Iliana was a natural, though. She’s going to bicycling across country to visit us (or at least, grandma) someday. When she’s 18, she said. She’s 5½ right now, she explained, so she can’t go that far, yet.

Vacation trip!

It’s been quiet here on the blog over the weekend because Mary & I took off on a short road trip. Obviously the purpose of the whole drive was to find more crab spiders.

Also, the grass spiders have arrived! You can find their silk platforms in the morning, callecting dew.

See? That’s all it takes to draw me away for a few days.

Dembski’s Delusion and Dishonesty Detector

Last night, I saw this video where a trio of Evilutionists romped through a memelist written by a teenager raised on Tumblr quizzes and mocking it.

Oops, no. It’s a 40 question questionnaire written by un-esteemed old crank, William Dembski, which purports to reveal your degree of devotion to the dogma of Darwin. It’s far more revealing of the ignorance of the twit who composed it than anything else. You don’t have to watch the video to deal with this childish test: take it here. It’s bad.

Each item consists of two statements, one being what a creationist imagines an evolutionary biologist believes, and one being what the creationist imagines is actually true. For instance,

1.
•Evolution in the sense that all present-day organisms arose from one or a few ancestors (common descent) is now a proven fact.#
•Evolution in that sense is still an unproven hypothesis.

The one with the # symbol is always the evilutionist position, in Dembski’s mind. In this case, he gets it right, except that I don’t like the word “proven”. It is a fact, though, supported by the molecular evidence.

Other statements get it thoroughly wrong.

2.
•The theory of natural selection (i.e., retention of chance variations) adequately explains common descent.#
•Even assuming full-blown evolution to be a fact, the theory of natural selection does not adequately explain it.

Nope, selection is not sufficient. What about mutation, drift, recombination, and most trivially, that cell division is a binary process? We are all children of our parents.

Others expose creationist misconceptions.

19.
•The concept of “junk DNA” was a major scientific blunder directly attributable to Darwinian thinking.
•Darwinian thinking advanced science by correctly characterizing non-coding DNA regions as “junk DNA.”#

No biologist ever thought non-coding was synonymous with junk. That’s the false idea promoted by creationists.

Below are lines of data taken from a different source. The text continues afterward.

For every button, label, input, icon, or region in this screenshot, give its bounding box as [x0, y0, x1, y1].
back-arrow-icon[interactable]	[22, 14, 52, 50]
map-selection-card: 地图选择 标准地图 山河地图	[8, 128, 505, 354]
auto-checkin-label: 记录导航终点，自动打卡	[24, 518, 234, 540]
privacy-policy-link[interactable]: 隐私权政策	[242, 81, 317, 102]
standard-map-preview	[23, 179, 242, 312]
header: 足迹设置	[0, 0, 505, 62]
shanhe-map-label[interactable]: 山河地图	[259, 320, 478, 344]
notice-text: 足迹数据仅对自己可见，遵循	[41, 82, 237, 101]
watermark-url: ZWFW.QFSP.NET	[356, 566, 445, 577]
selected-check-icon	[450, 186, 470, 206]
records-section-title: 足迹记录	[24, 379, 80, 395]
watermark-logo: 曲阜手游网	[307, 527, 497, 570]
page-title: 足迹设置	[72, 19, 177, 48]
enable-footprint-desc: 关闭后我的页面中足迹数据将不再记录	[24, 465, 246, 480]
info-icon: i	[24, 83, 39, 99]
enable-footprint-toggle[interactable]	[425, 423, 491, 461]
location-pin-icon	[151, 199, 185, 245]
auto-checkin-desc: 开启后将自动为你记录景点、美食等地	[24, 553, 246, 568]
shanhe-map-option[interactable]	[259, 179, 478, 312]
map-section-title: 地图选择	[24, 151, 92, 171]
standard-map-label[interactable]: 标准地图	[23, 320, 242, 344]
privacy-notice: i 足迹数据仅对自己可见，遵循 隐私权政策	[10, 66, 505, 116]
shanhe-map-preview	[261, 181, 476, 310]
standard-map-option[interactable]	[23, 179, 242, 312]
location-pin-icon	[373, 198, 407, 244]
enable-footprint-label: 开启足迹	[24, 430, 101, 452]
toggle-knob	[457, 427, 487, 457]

Others are just plain weird.

30.
•The motivations of Elizabeth Bennett and Mr. Darcy in Pride and Prejudice cannot be understood at the deepest level without a knowledge of evolutionary theory.#
•Jane Austen had no need of evolutionary theory to understand human motivations at the deepest level relevant to literature.

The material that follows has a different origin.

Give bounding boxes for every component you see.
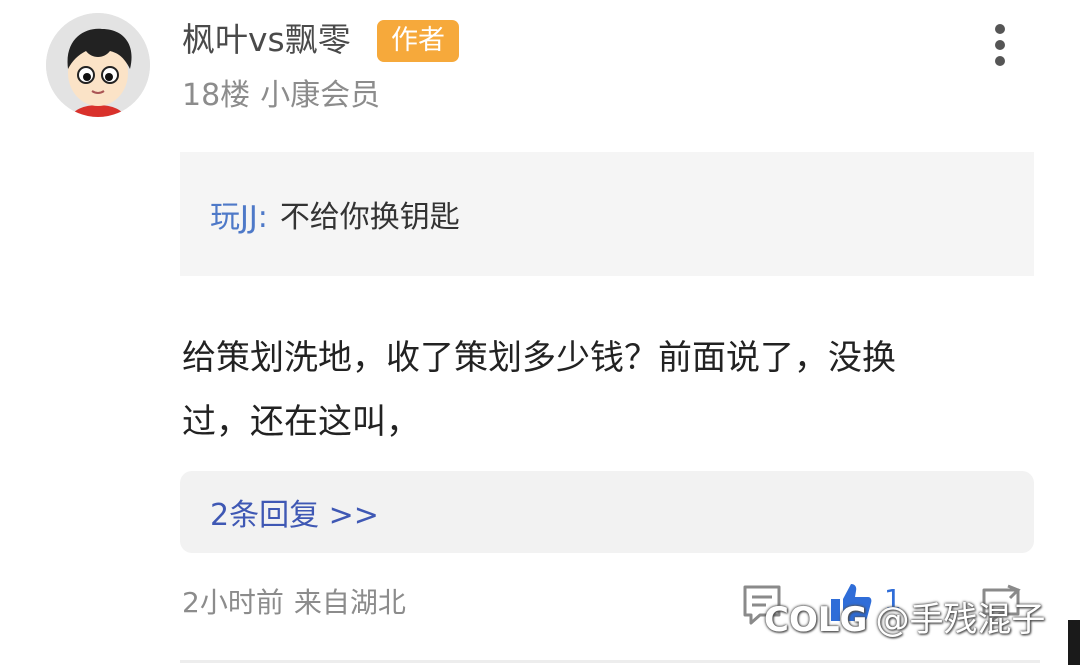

Pride and Prejudice was published in 1813, when Charles Darwin was 4 years old.

It’s just badly designed, too. Each question has the “incorrect” choice marked with that # symbol, so a creationist can march through, selecting the answer without the # and get a perfect creationist score; if you’re a biologist, you’re often going to be stumped because both options are wrong. Would you believe this “test” was designed for an educational website?

James Barham and I developed this questionnaire some years back for an educational website. To appease the search engines, the website eventually dropped it. Lightly dusted off, it is presented here. The questionnaire provides a useful mirror for understanding the influence of Darwinian ideas on our lives and culture.

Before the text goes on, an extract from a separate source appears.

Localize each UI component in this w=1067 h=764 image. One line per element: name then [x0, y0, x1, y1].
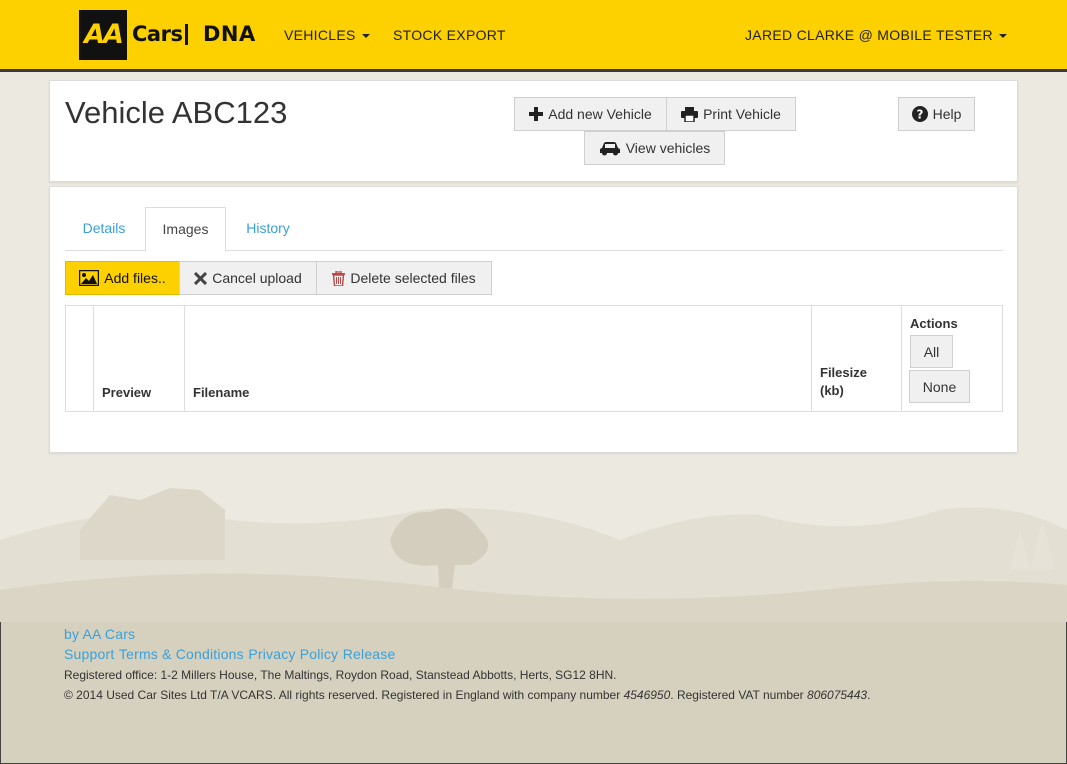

It’s more of a mirror for letting creationists see what they want to see. Evolutionary biologists (not “Darwinists”) are invisible in it.

Flawless slasher movie content

We were strolling in the garden, and noticed that the place was full of horny pollinators. If they weren’t eating, they were fornicating.

It was like hanging out with teenagers. And I thought, if this was a 70s teen horror movie, what should I see next? And I was right.

If I were a spider, I’d want to just hang out in flowers and wait for those obnoxious teenagers to stop by. It’s the perfect place to find distracted prey.